The EU executive has granted France two more years to bring its budget deficit below the bloc's limit of 3 percent of GDP. While avoiding a fine for now, Paris must now present new reform proposals.
Following a regular review of some national budgets, the European Commission said Wednesday it would give France two extra years to fix its budget deficit, making clear that Paris would not have to pay a fine for now.
Likewise, there would be no immediate punitive action against Belgium and Italy, which had also been under scrutiny for excessive new borrowing.

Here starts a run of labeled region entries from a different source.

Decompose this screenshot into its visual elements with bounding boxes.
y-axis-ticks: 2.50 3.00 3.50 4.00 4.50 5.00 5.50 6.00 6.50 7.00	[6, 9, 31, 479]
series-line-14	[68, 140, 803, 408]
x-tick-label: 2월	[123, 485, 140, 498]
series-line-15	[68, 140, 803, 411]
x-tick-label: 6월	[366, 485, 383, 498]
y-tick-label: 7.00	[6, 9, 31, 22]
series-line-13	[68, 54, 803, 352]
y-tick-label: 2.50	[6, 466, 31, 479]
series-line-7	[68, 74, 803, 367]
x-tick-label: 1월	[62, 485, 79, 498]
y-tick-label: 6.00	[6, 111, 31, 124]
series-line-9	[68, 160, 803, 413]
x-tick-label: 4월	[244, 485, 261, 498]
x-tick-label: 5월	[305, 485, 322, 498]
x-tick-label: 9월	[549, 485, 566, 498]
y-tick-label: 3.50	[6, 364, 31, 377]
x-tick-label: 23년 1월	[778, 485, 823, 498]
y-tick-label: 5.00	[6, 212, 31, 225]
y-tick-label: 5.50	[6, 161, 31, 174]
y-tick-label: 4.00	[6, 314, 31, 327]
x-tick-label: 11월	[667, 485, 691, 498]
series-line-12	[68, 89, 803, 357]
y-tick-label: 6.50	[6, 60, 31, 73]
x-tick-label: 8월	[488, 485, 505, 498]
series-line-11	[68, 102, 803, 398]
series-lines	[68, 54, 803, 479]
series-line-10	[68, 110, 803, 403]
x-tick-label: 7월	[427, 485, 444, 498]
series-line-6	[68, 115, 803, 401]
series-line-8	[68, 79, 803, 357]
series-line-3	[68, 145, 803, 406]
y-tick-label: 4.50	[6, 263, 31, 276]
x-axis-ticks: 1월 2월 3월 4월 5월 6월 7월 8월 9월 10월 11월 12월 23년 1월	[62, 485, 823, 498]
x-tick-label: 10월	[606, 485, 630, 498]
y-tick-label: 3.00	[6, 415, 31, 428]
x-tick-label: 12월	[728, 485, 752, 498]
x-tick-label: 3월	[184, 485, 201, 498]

The EU executive said France now had until 2017 to bring its budget deficit below the limit of 3 percent of gross national budget (GDP), after the government missed an already extended deadline for 2015.
Off the hook again
Since 2001, France has had a deficit below 3 percent only in 2006 and 2007 and has repeatedly missed consolidation deadlines, raising eyebrows in Brussels.
The extended deadline for France will come at a cost, Commission Vice President Valdis Dombrovskis (pictured) told reporters at a news conference, hinting at the need for Paris to submit fresh and more far-reaching reform proposals to cut its current deficit.
"France has already announced reforms in the past few days," EU Economic Affairs Commissioner Pierre Moscovici - himself a Frenchman - said in a statement. "We expect France to present a more complete national reform program in April, which we'll consider in May."